Natal. Consumidor volta a recorrer ao cartão de crédito

Os consumidores que vão utilizar o cartão de crédito este Natal pretendem gastar mais 23% que em 2014. Passou de 360 para os 444 euros, o valor mais alto dos últimos cinco anos, segundo a Cetelem.

A intenção de utilizar o cartão de crédito para pagar as compras de Natal voltou a aumentar este ano face a 2014, divulgou esta manhã o Observador Cetelem, no seu estudo sobre as intenções de consumo deste Natal.

Em 2014, 11% dos portugueses com cartão de crédito tencionavam utilizá-lo como forma de pagamento. Este ano, a percentagem chega aos 18%, a Celetem neste estudo realizado em parceria com a Nielsen. O montante a ser pago com cartão de crédito “aumentou consideravelmente”, cerca de 23%, tendo passado dos 360 para os 444 euros, o valor mais alto dos últimos cinco anos.

Desde o Natal de 2012, ano em que os portugueses gastaram cerca de 251 euros com cartão de crédito, houve um aumento de 193 euros. O Observador Cetelem revela ainda que 18% dos utilizadores de cartão de crédito tencionam gastar entre 250 a 500 euros, 17% entre 100 a 249 euros e 15% entre 500 a 1000 euros. Apenas uma pequena minoria tenciona ir além dos 1000 euros (3%).

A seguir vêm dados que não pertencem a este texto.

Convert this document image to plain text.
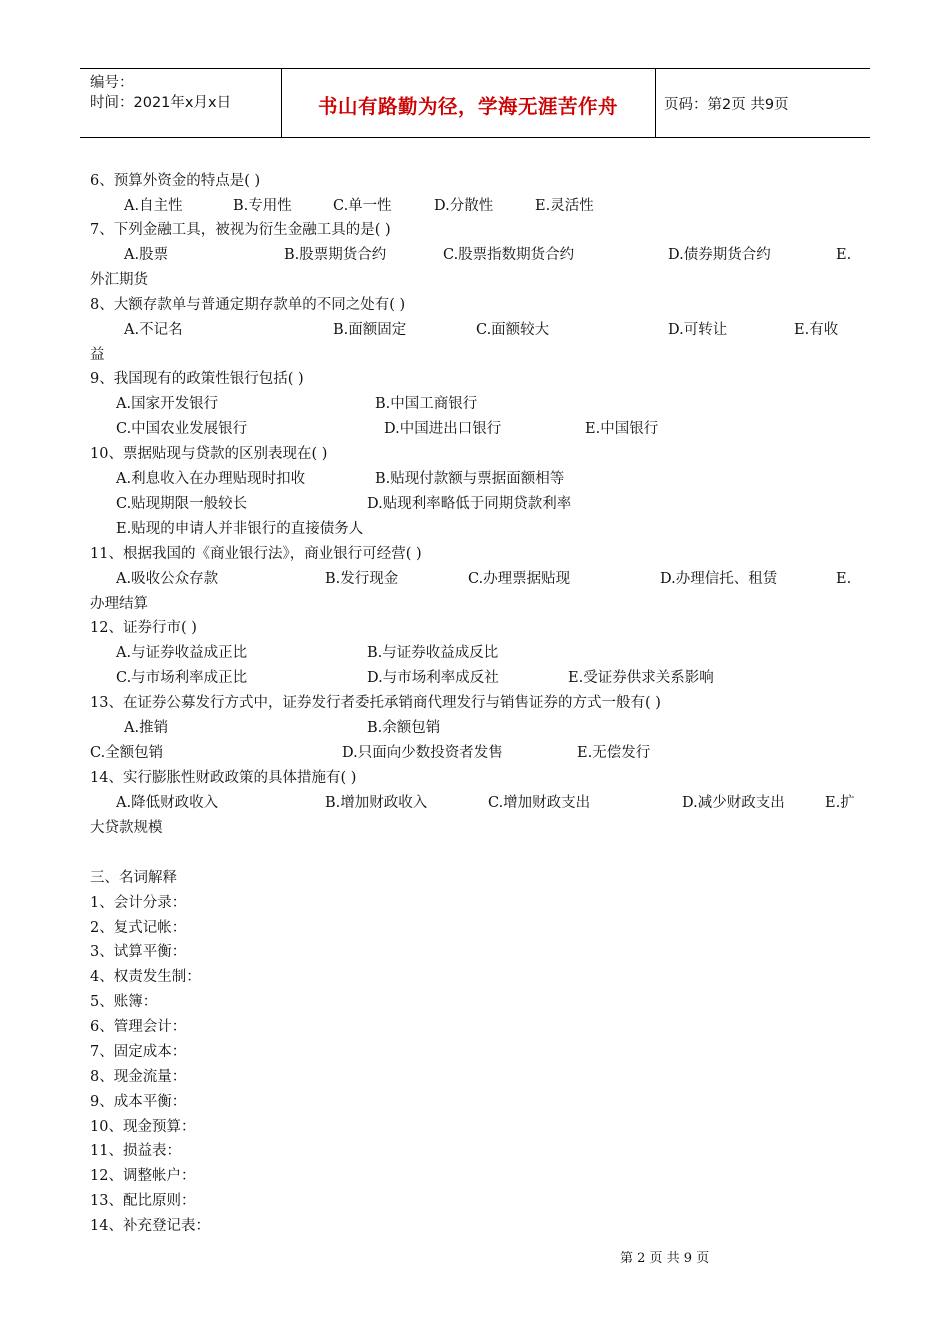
编号：
时间：2021年x月x日	书山有路勤为径，学海无涯苦作舟	页码：第2页 共9页
6、预算外资金的特点是( )
A.自主性	B.专用性	C.单一性	D.分散性	E.灵活性
7、下列金融工具，被视为衍生金融工具的是( )
A.股票	B.股票期货合约	C.股票指数期货合约	D.债券期货合约	E.
外汇期货
8、大额存款单与普通定期存款单的不同之处有( )
A.不记名	B.面额固定	C.面额较大	D.可转让	E.有收
益
9、我国现有的政策性银行包括( )
A.国家开发银行	B.中国工商银行
C.中国农业发展银行	D.中国进出口银行	E.中国银行
10、票据贴现与贷款的区别表现在( )
A.利息收入在办理贴现时扣收	B.贴现付款额与票据面额相等
C.贴现期限一般较长	D.贴现利率略低于同期贷款利率
E.贴现的申请人并非银行的直接债务人
11、根据我国的《商业银行法》，商业银行可经营( )
A.吸收公众存款	B.发行现金	C.办理票据贴现	D.办理信托、租赁	E.
办理结算
12、证券行市( )
A.与证券收益成正比	B.与证券收益成反比
C.与市场利率成正比	D.与市场利率成反社	E.受证券供求关系影响
13、在证券公募发行方式中，证券发行者委托承销商代理发行与销售证券的方式一般有( )
A.推销	B.余额包销
C.全额包销	D.只面向少数投资者发售	E.无偿发行
14、实行膨胀性财政政策的具体措施有( )
A.降低财政收入	B.增加财政收入	C.增加财政支出	D.减少财政支出	E.扩
大贷款规模
三、名词解释
1、会计分录：
2、复式记帐：
3、试算平衡：
4、权责发生制：
5、账簿：
6、管理会计：
7、固定成本：
8、现金流量：
9、成本平衡：
10、现金预算：
11、损益表：
12、调整帐户：
13、配比原则：
14、补充登记表：
第 2 页 共 9 页
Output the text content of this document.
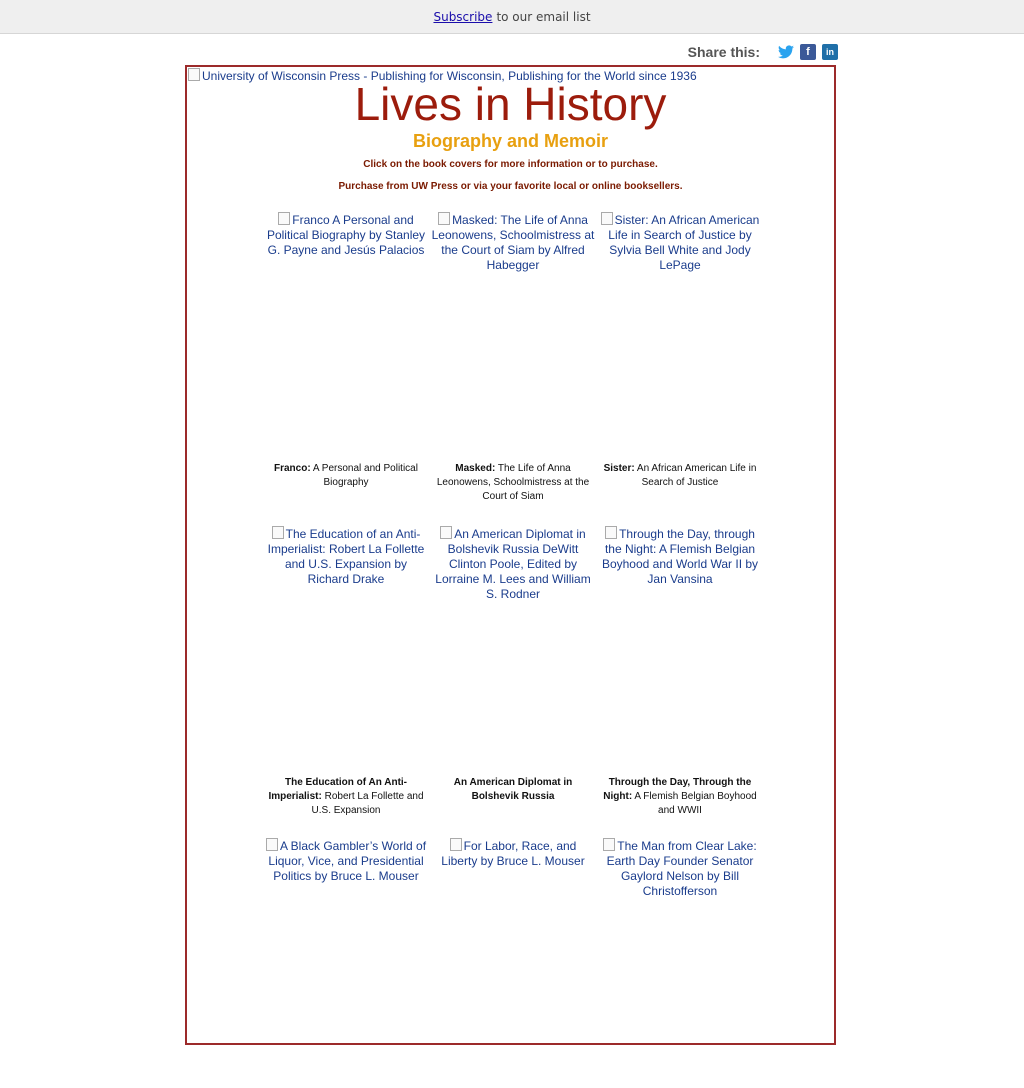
Subscribe to our email list
Share this:	f	in
University of Wisconsin Press - Publishing for Wisconsin, Publishing for the World since 1936
Lives in History
Biography and Memoir
Click on the book covers for more information or to purchase.
Purchase from UW Press or via your favorite local or online booksellers.
Franco A Personal and Political Biography by Stanley G. Payne and Jesús Palacios
Franco: A Personal and Political Biography
Masked: The Life of Anna Leonowens, Schoolmistress at the Court of Siam by Alfred Habegger
Masked: The Life of Anna Leonowens, Schoolmistress at the Court of Siam
Sister: An African American Life in Search of Justice by Sylvia Bell White and Jody LePage
Sister: An African American Life in Search of Justice
The Education of an Anti-Imperialist: Robert La Follette and U.S. Expansion by Richard Drake
The Education of An Anti-Imperialist: Robert La Follette and U.S. Expansion
An American Diplomat in Bolshevik Russia DeWitt Clinton Poole, Edited by Lorraine M. Lees and William S. Rodner
An American Diplomat in Bolshevik Russia
Through the Day, through the Night: A Flemish Belgian Boyhood and World War II by Jan Vansina
Through the Day, Through the Night: A Flemish Belgian Boyhood and WWII
A Black Gambler’s World of Liquor, Vice, and Presidential Politics by Bruce L. Mouser
For Labor, Race, and Liberty by Bruce L. Mouser
The Man from Clear Lake: Earth Day Founder Senator Gaylord Nelson by Bill Christofferson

Os indivíduos entre os 35 e 44 anos são os consumidores que mais possuem cartão de crédito (45%). No entanto, os inquiridos com maior intenção de utilizar essa forma de pagamento nas compras de Natal têm entre 25 e 34 anos (32%). Os mais jovens, entre os 18 e os 24 anos, são os que menos possuem cartão de crédito (7%) e que menos tencionam utilizá-lo nas compras de Natal (3%).

Na análise por classe socioeconómica, verifica-se que são os consumidores pertencentes à classe mais alta (AB) que mais têm cartão de crédito (53%) e que apresentam maior intenção de utilizar esta forma de pagamento nas compras natalícias (39%). No sentido inverso, 14% dos indivíduos da classe mais baixa (C2/D) possuem cartão de crédito, dos quais apenas 5% pretendem utilizá-lo para fazer face aos gastos com o Natal.

O estudo foi desenvolvido em colaboração com a Nielsen, tendo sido realizados 600 inquéritos por telefone, a indivíduos de Portugal continental, de ambos os sexos, com idades compreendidas entre os 18 e os 65 anos, entre os dias 28 de setembro e 1 de outubro de 2015. O erro máximo é de +4.0% para um intervalo de confiança de 95%.